Les Aventures de Til Ulespiègle/XXXVI

La bibliothèque libre.

CHAPITRE XXXVI.


Comment, à Quedlinbourg, Ulespiègle achète
des poulets d’une paysanne et lui laisse
son coq en gage.



En ce temps-là les gens n’étaient pas aussi rusés qu’à présent, surtout les paysans. Une fois Ulespiègle alla à Quedlinbourg un jour de marché. Il n’avait pas grand argent, car il le dépensait comme il le gagnait, et il cherchait en lui-même comment il pourrait s’en procurer. Il vit au marché une paysanne qui avait à vendre un panier plein de beaux poulets avec un coq. Ulespiègle lui demanda combien valait la paire. Elle répondit : « Deux gros. — Ne voulez-vous pas les donner à meilleur marché ? — Non. » Alors Ulespiègle prit les poulets avec le panier, et se dirigea vers la porte de la ville. La paysanne courut après lui en criant : « Marchand ! qu’est-ce que cela veut dire ? Ne veux-tu pas me payer mes poulets ? — Volontiers, répondit Ulespiègle ; je suis le secrétaire de l’abbesse. — Cela m’est égal, dit la paysanne. Si tu veux avoir mes poulets, paye-les.

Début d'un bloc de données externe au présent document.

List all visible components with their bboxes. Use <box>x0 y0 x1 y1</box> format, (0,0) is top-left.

Je ne veux avoir affaire ni à ton abbé ni à ton abbesse. Mon père m’a appris qu’on ne doit pas faire d’affaire avec les gens à qui il faut faire la révérence et parler chapeau bas. Ainsi, paye-moi mes poulets, entends-tu ? — Madame, répliqua Ulespiègle, vous n’êtes guère confiante ; il ne serait pas bon que tous les marchands fussent comme vous, car les bons compagnons seraient mal vêtus. Pour être sûre de ne pas perdre, gardez le coq en gage jusqu’à ce que je revienne avec le panier et l’argent. » La bonne femme se crut bien garantie et prit son propre coq en gage. Mais elle fut trompée, car elle ne revit ni ses poulets ni son argent. Il lui arriva comme à ceux qui prennent si bien leurs précautions qu’ils se trompent eux-mêmes. Ainsi Ulespiègle s’en alla de là, et laissa la femme se désoler, avec son coq qu’elle avait pris en gage du payement de ses poulets.